Abstract Glycosylation in host cells and viruses is an important factor in viral infection and a target for anti-viral therapy. Hepatitis B virus (HBV) is a major pathogen causing acute /chronic hepatitis. To achieve the cure, new anti-HBV agents are needed. Here we found that Pholiota squarrosa lectin (PhoSL), a lectin that specifically binds core-fucose, inhibited HBV infection to a human NTCP-expressing HepG2 cell called C4, a cell line susceptible to HBV infection. PhoSL bound to HBV particles. Fut8KO-C4 cells markedly lost HBV infectivity, and addition of PhoSL facilitated the loss of infectivity. Furthermore, we found that PhoSL blocked the activation of epidermal growth factor receptor (EGFR), a process enhancing HBV infection.
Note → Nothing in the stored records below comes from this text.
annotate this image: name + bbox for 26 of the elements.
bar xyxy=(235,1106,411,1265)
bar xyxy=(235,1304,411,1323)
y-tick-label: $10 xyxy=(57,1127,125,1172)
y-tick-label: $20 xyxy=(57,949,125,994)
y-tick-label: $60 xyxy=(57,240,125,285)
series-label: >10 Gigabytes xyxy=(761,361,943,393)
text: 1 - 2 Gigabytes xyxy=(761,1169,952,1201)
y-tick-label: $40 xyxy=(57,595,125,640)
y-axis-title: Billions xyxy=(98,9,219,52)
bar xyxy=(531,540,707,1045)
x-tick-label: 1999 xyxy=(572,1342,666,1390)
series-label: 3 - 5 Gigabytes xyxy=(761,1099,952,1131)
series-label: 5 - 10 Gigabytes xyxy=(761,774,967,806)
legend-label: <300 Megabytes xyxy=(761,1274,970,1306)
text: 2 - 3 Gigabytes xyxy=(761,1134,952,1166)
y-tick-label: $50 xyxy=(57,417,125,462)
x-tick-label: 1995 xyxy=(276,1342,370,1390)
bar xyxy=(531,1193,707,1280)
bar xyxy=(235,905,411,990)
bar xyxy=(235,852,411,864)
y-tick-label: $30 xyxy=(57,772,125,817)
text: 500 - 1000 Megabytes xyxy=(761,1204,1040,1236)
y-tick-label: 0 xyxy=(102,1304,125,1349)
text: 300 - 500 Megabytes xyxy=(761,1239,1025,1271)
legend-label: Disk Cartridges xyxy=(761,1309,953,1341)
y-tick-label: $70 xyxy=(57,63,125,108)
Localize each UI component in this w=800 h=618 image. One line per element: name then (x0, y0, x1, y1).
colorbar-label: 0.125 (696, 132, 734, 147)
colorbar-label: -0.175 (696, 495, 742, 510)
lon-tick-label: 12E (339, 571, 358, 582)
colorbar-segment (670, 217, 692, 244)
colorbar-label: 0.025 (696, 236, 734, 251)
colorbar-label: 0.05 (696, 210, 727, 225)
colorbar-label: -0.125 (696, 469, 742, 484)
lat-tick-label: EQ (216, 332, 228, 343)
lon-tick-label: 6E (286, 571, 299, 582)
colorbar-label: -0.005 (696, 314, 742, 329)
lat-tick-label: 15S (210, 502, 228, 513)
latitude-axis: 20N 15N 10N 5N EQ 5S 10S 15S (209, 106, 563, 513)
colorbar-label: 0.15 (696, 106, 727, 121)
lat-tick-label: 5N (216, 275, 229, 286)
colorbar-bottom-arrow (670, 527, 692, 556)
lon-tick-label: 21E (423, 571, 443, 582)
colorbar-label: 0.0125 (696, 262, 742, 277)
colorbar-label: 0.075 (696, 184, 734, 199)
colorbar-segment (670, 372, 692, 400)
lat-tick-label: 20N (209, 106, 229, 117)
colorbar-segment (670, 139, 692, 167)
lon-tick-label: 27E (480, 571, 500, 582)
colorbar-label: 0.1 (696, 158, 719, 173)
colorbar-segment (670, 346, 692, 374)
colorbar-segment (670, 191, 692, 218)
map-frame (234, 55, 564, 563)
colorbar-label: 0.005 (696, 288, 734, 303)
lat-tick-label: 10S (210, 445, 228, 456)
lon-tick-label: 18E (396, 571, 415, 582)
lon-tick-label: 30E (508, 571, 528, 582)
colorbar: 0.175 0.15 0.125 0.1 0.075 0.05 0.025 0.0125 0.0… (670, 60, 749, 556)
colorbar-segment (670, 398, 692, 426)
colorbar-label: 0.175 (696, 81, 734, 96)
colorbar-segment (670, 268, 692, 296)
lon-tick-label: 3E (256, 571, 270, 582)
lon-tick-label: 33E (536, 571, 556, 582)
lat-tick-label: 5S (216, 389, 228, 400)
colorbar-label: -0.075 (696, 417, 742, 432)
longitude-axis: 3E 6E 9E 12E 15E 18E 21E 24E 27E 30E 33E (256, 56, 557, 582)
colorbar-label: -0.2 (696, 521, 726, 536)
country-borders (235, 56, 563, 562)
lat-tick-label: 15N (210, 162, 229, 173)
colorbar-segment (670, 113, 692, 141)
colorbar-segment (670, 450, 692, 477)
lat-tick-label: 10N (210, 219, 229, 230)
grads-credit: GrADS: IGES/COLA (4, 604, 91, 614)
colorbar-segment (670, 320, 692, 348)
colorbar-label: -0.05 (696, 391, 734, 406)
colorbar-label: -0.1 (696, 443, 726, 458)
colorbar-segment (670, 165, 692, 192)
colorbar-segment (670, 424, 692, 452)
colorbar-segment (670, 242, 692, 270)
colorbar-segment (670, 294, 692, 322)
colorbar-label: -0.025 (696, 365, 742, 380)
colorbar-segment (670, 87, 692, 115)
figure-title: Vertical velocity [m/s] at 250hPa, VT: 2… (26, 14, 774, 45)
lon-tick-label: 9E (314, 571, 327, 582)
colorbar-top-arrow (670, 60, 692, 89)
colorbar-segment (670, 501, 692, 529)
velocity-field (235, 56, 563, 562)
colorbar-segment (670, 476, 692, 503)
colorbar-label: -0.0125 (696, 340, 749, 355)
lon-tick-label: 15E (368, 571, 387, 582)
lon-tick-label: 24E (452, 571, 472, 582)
Observation of the dynamics of fluorescent labeled PhoSL on C4 cells on the infection HBV showed that PhoSL-bound HBV was incorporated into host cells, suggesting that PhoSL could inhibit HBV infection after internalization. Since PhoSL reduced cccDNA formation, the process from internalization to cccDNA formation should be impaired by PhoSL. We believe that this finding should lead to development of new anti-HBV agents.